Essa solução resolve a incompatibilidade hidráulica, mas traz custos e riscos:

  • Obra civil em unidade operacional.
  • Paradas parciais da ETE.
  • Aumento do prazo de implantação.
  • Custo adicional fora do equipamento.
  • Interferência no equilíbrio da lagoa.
  • Maior complexidade de retrofit.

Em ETEs de pequeno e médio porte, esse custo frequentemente inviabiliza a modernização. Por isso, a decisão técnica mais eficiente é inverter a lógica: escolher um aerador compatível com a lagoa existente.

Quando o equipamento trabalha na lâmina disponível, a troca deixa de ser uma reforma e passa a ser uma substituição técnica. O ganho está em reduzir obra, preservar a operação e acelerar a implantação.

O que avaliar em um aerador para lagoa rasa

A especificação de aeradores para lagoas facultativas rasas deve ir além da potência nominal. O fornecedor precisa comprovar que o equipamento atende à profundidade real da lagoa e à meta de oxigenação.

Use este checklist técnico:

  • Lâmina d’água mínima de operação informada pelo fabricante.
  • Comportamento da mistura em relação ao fundo da lagoa.
  • Risco de ressuspensão de lodo sedimentado.
  • Diâmetro de influência e alcance de mistura.
  • Capacidade de reduzir zonas mortas e curtos-circuitos hidráulicos.
  • Dados de OTR, Taxa de Transferência de Oxigênio.
  • Dados de SAE, Eficiência Padrão de Aeração.
  • Resistência construtiva para contato contínuo com efluente.
  • Operação sem óleo em contato com o líquido.
  • Facilidade de instalação em retrofit.

Esses critérios precisam ser analisados em conjunto. Um aerador com lâmina mínima baixa, mas sem boa distribuição de mistura, não resolve o problema. Um equipamento eficiente em teste padrão, mas instável na profundidade real da lagoa, também não entrega segurança operacional.

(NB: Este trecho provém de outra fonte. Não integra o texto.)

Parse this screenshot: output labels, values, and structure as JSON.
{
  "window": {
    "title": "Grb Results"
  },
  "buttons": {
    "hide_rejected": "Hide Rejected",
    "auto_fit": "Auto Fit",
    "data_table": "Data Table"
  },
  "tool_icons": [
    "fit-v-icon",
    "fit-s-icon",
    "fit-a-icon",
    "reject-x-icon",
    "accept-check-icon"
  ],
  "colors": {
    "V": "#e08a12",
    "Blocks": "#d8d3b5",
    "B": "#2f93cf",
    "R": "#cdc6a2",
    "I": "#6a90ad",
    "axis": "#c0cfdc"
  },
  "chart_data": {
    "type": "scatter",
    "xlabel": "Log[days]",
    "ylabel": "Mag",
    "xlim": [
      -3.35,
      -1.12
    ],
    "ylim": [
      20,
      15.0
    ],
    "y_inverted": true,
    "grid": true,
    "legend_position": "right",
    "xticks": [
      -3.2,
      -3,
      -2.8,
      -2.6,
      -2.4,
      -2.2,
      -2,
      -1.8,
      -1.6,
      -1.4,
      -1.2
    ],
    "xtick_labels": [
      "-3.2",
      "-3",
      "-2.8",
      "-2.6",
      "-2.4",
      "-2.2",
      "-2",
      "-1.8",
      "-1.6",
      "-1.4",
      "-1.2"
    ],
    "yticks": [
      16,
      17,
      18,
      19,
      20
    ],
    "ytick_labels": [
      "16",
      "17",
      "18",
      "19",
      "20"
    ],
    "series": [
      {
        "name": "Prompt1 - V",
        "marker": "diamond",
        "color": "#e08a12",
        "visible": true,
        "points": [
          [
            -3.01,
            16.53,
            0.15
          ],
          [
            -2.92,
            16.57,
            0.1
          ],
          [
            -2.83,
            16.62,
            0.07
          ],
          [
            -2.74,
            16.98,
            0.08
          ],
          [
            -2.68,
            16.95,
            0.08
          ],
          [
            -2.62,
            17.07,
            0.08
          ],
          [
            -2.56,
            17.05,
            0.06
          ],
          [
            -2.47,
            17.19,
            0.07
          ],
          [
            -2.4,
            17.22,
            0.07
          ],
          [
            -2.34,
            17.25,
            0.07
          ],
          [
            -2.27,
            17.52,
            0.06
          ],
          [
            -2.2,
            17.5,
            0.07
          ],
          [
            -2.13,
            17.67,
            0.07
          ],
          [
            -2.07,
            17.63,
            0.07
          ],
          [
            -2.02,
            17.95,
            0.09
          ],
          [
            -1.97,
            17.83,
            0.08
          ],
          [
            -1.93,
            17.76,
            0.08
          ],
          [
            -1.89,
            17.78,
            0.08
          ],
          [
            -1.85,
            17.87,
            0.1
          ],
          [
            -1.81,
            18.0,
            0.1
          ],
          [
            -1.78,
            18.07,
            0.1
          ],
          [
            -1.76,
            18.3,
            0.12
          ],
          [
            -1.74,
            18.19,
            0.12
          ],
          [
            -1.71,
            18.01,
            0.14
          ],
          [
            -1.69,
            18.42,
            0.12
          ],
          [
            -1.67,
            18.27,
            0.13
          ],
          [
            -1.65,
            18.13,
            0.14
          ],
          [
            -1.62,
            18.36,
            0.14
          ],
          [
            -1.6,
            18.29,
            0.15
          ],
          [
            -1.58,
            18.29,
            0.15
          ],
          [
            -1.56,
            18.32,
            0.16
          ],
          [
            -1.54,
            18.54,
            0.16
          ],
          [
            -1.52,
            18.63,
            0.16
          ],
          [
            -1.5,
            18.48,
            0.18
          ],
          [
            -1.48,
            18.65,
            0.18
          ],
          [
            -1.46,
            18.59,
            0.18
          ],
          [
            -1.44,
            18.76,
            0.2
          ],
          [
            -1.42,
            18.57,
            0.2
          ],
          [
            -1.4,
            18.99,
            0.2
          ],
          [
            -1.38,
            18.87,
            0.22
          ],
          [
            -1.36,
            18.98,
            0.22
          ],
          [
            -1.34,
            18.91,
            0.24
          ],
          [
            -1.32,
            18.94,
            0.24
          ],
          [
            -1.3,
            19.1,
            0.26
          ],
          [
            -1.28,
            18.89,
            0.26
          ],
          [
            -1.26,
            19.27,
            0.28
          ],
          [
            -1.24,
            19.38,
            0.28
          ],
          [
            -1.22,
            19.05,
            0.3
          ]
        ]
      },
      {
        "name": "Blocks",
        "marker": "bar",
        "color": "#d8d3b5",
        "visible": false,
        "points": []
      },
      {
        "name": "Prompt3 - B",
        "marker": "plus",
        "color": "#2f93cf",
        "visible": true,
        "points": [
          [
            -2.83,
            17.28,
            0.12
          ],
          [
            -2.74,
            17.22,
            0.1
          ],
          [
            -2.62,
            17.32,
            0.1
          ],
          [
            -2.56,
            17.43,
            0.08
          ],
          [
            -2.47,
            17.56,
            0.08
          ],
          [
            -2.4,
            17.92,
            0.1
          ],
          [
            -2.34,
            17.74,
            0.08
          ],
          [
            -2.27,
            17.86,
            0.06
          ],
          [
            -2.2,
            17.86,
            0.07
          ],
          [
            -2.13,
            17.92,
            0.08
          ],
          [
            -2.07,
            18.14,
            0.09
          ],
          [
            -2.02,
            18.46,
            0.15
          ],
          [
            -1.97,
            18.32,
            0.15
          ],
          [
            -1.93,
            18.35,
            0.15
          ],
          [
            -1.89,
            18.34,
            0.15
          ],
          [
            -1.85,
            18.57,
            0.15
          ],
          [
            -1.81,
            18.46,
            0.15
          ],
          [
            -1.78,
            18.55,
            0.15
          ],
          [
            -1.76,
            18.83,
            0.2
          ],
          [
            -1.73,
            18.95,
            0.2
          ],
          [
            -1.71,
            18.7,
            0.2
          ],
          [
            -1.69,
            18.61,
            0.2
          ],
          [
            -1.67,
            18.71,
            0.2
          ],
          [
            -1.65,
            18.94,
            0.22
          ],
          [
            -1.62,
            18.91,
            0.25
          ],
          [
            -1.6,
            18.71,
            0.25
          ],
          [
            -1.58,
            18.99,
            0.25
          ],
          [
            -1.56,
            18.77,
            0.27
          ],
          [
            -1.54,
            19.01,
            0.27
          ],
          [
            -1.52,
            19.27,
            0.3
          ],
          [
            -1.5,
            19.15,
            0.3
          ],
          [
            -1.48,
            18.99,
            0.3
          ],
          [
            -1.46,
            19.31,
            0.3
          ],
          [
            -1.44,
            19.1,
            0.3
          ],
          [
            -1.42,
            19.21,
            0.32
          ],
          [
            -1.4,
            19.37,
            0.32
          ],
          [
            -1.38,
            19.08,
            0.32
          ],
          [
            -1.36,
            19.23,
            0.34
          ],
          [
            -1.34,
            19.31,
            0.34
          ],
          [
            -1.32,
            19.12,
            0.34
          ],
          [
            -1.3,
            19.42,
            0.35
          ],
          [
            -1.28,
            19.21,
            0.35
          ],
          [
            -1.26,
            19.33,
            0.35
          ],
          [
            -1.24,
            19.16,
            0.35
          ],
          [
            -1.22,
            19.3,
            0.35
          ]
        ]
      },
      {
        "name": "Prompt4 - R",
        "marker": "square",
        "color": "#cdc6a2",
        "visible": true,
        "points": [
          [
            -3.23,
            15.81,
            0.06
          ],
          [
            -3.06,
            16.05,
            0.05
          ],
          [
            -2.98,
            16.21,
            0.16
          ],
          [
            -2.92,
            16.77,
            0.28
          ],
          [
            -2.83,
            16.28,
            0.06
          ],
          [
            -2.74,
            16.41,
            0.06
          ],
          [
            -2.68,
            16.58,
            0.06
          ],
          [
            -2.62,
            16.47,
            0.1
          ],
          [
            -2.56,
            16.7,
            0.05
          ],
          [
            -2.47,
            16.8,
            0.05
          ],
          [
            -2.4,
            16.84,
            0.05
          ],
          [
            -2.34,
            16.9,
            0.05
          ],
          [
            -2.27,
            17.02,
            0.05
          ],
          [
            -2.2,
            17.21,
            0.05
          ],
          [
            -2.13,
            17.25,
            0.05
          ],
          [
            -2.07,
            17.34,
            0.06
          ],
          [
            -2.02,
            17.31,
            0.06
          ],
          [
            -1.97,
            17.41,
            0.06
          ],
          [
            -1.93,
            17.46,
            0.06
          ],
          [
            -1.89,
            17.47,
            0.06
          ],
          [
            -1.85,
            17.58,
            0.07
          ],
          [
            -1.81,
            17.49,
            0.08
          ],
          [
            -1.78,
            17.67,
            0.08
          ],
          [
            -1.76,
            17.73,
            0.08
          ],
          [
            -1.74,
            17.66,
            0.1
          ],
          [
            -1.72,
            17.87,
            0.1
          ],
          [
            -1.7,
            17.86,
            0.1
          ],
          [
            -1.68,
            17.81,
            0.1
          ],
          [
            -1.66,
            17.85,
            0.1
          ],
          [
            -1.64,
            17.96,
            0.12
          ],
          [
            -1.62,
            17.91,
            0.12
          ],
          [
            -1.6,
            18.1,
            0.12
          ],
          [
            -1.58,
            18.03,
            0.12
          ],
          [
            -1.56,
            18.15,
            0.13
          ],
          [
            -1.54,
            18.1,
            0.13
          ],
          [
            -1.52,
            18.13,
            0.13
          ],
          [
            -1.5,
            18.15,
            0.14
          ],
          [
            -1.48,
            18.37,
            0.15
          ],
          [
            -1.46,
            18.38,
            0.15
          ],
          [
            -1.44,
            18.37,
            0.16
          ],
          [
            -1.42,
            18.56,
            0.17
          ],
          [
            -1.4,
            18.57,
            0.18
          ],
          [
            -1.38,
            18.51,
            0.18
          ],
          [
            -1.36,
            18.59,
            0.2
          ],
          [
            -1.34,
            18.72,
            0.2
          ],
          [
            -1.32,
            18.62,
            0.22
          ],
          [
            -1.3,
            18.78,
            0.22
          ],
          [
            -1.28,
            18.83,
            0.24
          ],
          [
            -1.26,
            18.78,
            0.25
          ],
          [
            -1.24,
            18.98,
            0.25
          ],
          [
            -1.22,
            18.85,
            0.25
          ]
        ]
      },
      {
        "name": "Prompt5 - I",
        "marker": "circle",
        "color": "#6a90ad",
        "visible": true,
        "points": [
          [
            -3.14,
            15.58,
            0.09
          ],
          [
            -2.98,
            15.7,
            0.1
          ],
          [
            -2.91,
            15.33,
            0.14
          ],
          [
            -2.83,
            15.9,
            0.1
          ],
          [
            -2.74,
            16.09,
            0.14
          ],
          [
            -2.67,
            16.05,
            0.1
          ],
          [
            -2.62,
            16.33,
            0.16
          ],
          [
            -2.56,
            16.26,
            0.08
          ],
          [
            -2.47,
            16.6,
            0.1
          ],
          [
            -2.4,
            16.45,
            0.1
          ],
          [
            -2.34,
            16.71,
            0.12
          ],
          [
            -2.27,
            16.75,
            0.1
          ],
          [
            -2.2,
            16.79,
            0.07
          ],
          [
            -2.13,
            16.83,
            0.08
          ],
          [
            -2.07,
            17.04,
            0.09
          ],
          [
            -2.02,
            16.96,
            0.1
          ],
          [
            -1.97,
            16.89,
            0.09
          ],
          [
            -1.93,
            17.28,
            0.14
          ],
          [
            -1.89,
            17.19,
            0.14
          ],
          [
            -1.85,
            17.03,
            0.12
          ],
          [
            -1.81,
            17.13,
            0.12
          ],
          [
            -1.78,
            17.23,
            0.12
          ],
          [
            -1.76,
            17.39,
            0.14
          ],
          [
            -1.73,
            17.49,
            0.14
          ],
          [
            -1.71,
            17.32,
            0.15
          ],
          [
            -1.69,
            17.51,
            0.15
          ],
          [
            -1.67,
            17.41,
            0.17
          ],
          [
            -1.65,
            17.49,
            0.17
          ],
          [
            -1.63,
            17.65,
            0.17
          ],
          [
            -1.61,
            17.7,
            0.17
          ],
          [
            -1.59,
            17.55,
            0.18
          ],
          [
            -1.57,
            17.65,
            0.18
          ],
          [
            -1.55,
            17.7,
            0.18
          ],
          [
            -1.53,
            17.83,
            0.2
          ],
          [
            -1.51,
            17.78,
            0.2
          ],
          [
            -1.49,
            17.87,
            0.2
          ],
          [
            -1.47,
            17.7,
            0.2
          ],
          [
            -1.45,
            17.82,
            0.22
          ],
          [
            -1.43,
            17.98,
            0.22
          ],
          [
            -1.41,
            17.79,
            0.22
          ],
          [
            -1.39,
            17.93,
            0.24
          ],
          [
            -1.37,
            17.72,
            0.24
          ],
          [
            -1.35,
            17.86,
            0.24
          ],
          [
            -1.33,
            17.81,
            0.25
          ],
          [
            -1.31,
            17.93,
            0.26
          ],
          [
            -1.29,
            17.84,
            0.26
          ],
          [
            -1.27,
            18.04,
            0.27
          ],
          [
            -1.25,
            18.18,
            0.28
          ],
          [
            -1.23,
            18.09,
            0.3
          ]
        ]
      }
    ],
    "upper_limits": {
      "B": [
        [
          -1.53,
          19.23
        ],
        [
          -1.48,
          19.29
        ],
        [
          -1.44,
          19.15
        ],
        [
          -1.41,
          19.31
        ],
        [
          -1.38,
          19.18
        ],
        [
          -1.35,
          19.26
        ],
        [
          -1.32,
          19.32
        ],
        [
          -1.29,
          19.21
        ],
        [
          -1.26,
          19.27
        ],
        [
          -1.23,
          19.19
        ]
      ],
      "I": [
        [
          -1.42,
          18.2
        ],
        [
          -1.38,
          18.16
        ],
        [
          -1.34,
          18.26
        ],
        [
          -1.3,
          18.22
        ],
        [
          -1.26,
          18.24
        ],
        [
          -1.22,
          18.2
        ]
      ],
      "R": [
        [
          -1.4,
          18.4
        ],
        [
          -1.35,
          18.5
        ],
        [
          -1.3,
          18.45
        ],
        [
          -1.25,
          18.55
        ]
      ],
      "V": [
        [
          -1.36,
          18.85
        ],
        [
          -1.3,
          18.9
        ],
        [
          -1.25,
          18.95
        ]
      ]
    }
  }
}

A melhor especificação combina profundidade compatível, padrão de mistura, preservação do fundo e dados de eficiência.

Como o Ciclone HIGRA atua em lagoas rasas

O Aerador de Superfície Ciclone HIGRA foi desenvolvido para aplicações com restrição de profundidade. Ele opera a partir de lâmina d’água mínima de 0,8 m, o que viabiliza aeração em lagoas facultativas rasas e lagoas de polimento sem aprofundamento da bacia.

Na prática, isso significa adaptar o aerador à lagoa existente. A ETE reduz obra civil, simplifica o retrofit e mantém maior previsibilidade na implantação.

A arquitetura do Ciclone HIGRA também contribui para a estabilidade do processo:

  • Motor 100% submerso, refrigerado pelo próprio efluente.
  • Construção monobloco.
  • Rotor em Inox 304.
  • Operação oil-free, sem lubrificante em contato com o efluente.
  • Diâmetro de influência de até 38 m por equipamento.
  • Linha de 1,5 a 7,5 CV.

O padrão de mistura foi desenvolvido com apoio de simulação em CFD, aplicada ao rotor e ao movimento da água. O objetivo é direcionar a energia do equipamento para a transferência de oxigênio e para a homogeneização da lâmina disponível.

O dimensionamento é feito pela engenharia de aplicação HIGRA com base em OTR e SAE. Assim, a escolha considera a profundidade da lagoa, a demanda de oxigênio, o número de equipamentos e a eficiência energética esperada.

Quando a lâmina baixa define o projeto

Em lagoas facultativas rasas, a lâmina d’água não é detalhe de instalação. Ela é o primeiro filtro da especificação. Um aerador incompatível com a profundidade existente cria dois caminhos ruins: obra civil para adequar a lagoa ou operação instável com maior risco de ressuspensão de lodo.

A alternativa técnica é selecionar um equipamento projetado para lâmina baixa, com mistura controlada e dimensionamento baseado em OTR e SAE. Assim, a ETE preserva a estrutura existente, reduz risco operacional e direciona energia para o que interessa: oxigênio entregue ao processo.